Menurut Bank Dunia, Tahun 2005 di Indonesia ada sekitar 80 persen satwa liar spesies kunci berada di luar hutan konservasi di dataran rendah. Hal ini menjadi salah satu dasar bagi Kementerian Lingkungan Hidup dan Kehutanan (KLHK) untuk mendorong wilayah-wilayah itu menjadi Kawasan Ekosistem Esensial (KEE). Dengan menjadi KEE, wilayah tersebut akan mendapatkan perhatian dari pemerintah agar ekosistemnya terjaga dan lestari yang pada akhirnya dapat menjamin keberadaan satwa spesies kunci.
Salah satu ekosistem yang mendapat perhatian adalah ekosistem mangrove. Mangrove sering disebut hutan bakau, merupakan ekosistem peralihan antara darat dan laut. Ekosistem ini dipengaruhi oleh pasang surut air laut. Fungsi ekosistem mangrove sangat banyak, diantaranya menjaga stabilitas pantai, mencegah abrasi, menangkap sedimen (mencegah sedimentasi), tempat hidup berbagai satwa burung, ikan, mamalia, dan aneka binatang, meredam gelombang tinggi (tsunami), dan sebagai obyek destinasi wisata alam.
Di Kabupaten Lombok Barat dengan panjang garis pantai mencapai kurang lebih 235 kilometer (Sumber: Perhitungan dari Peta RBI 1:25.000) terdapat beberapa segmen pantai yang memiliki ekosistem mangrove. Salah satu yang sangat menonjol terlihat adalah di Teluk Lembar. Panjang garis pantai d Teluk Lembar kurang lebih 27 kilometer membentang dari Pantai Cemare hingga Pantai Kadinan. Lokasi yang paling banyak ditumbuhi mangrove adalah di sisi utara (Dusun Cemare) dan sisi selatan (Desa Cendi Manik dan Desa Yet Mayang/Lembar).

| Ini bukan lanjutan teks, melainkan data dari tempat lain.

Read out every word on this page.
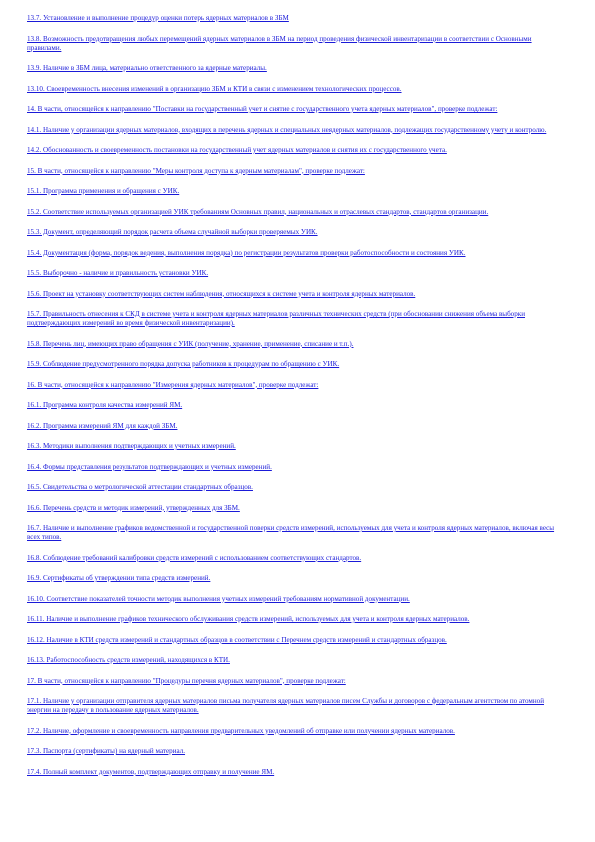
13.7. Установление и выполнение процедур оценки потерь ядерных материалов в ЗБМ
13.8. Возможность предотвращения любых перемещений ядерных материалов в ЗБМ на период проведения физической инвентаризации в соответствии с Основными правилами.
13.9. Наличие в ЗБМ лица, материально ответственного за ядерные материалы.
13.10. Своевременность внесения изменений в организацию ЗБМ и КТИ в связи с изменением технологических процессов.
14. В части, относящейся к направлению "Поставки на государственный учет и снятие с государственного учета ядерных материалов", проверке подлежат:
14.1. Наличие у организации ядерных материалов, входящих в перечень ядерных и специальных неядерных материалов, подлежащих государственному учету и контролю.
14.2. Обоснованность и своевременность постановки на государственный учет ядерных материалов и снятия их с государственного учета.
15. В части, относящейся к направлению "Меры контроля доступа к ядерным материалам", проверке подлежат:
15.1. Программа применения и обращения с УИК.
15.2. Соответствие используемых организацией УИК требованиям Основных правил, национальных и отраслевых стандартов, стандартов организации.
15.3. Документ, определяющий порядок расчета объема случайной выборки проверяемых УИК.
15.4. Документация (форма, порядок ведения, выполнения порядка) по регистрации результатов проверки работоспособности и состояния УИК.
15.5. Выборочно - наличие и правильность установки УИК.
15.6. Проект на установку соответствующих систем наблюдения, относящихся к системе учета и контроля ядерных материалов.
15.7. Правильность отнесения к СКД в системе учета и контроля ядерных материалов различных технических средств (при обосновании снижения объема выборки подтверждающих измерений во время физической инвентаризации).
15.8. Перечень лиц, имеющих право обращения с УИК (получение, хранение, применение, списание и т.п.).
15.9. Соблюдение предусмотренного порядка допуска работников к процедурам по обращению с УИК.
16. В части, относящейся к направлению "Измерения ядерных материалов", проверке подлежат:
16.1. Программа контроля качества измерений ЯМ.
16.2. Программа измерений ЯМ для каждой ЗБМ.
16.3. Методики выполнения подтверждающих и учетных измерений.
16.4. Формы представления результатов подтверждающих и учетных измерений.
16.5. Свидетельства о метрологической аттестации стандартных образцов.
16.6. Перечень средств и методик измерений, утвержденных для ЗБМ.
16.7. Наличие и выполнение графиков ведомственной и государственной поверки средств измерений, используемых для учета и контроля ядерных материалов, включая весы всех типов.
16.8. Соблюдение требований калибровки средств измерений с использованием соответствующих стандартов.
16.9. Сертификаты об утверждении типа средств измерений.
16.10. Соответствие показателей точности методик выполнения учетных измерений требованиям нормативной документации.
16.11. Наличие и выполнение графиков технического обслуживания средств измерений, используемых для учета и контроля ядерных материалов.
16.12. Наличие в КТИ средств измерений и стандартных образцов в соответствии с Перечнем средств измерений и стандартных образцов.
16.13. Работоспособность средств измерений, находящихся в КТИ.
17. В части, относящейся к направлению "Процедуры перечня ядерных материалов", проверке подлежат:
17.1. Наличие у организации отправителя ядерных материалов письма получателя ядерных материалов писем Службы и договоров с федеральным агентством по атомной энергии на передачу в пользование ядерных материалов.
17.2. Наличие, оформление и своевременность направления предварительных уведомлений об отправке или получении ядерных материалов.
17.3. Паспорта (сертификаты) на ядерный материал.
17.4. Полный комплект документов, подтверждающих отправку и получение ЯМ.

Akhir tahun 2017, Balai Konservasi dan Sumber Daya Alam (BKSDA) Provinsi NTB melalui Barat, Dinas Lingkungan Hidup Lombok Barat menginisiasi Forum Pelestari Mangrove Lombok Barat sebagai tempat untuk berkumpul berdiskusi melestarikan ekosistem mangrove di Lombok Barat. Sebagai kelanjutannya akan ditetapkan Kawasan Ekosistem Esensial (KEE) Mangrove Lombok Barat pada tahun 2018.
Desa Cendi Manik dengan luasan mangrove yang dari waktu ke waktu terus bertambah seiring dengan program rehabilitasi kawasan pesisir oleh Kementerian Kelautan dan Perikanan, melalui Ditjen Pengelolaan Ruang Laut, Balai Pengelolaan Sumberdaya Pesisir dan Laut (BPSPL) Denpasar pada tahun 2016, terus berupaya untuk melestarikan dan mendayagunakan ekosistem mangrove. Sekelompok masyarakat setempat/lokal yang mewadahi dirinya sebagai kelompok masyarakat telah terbentuk dengan tugas utama melakukan pelestarian dan pedayagunaan ekosistem mangrove. Kelompok ini bernama Pokmaslawisma (Kelompok Masyarakat Pengelola Ekowisata Mangrove) Bagek Kembar. Pendekatan yang digunakan adalah pengelolaan ekowisata mangrove. Adanya program pemerintah untuk menjadikan kawasan mangrove Teluk Lembar sebagai KEE mangrove tentu disambut gembira oleh Pokmaslawisma Bagek Kembar. Kawasan Mangrove Bagek Kembar adalah bagian tak terpisahkan dari KEE Mangrove Teluk Lembar Lombok Barat.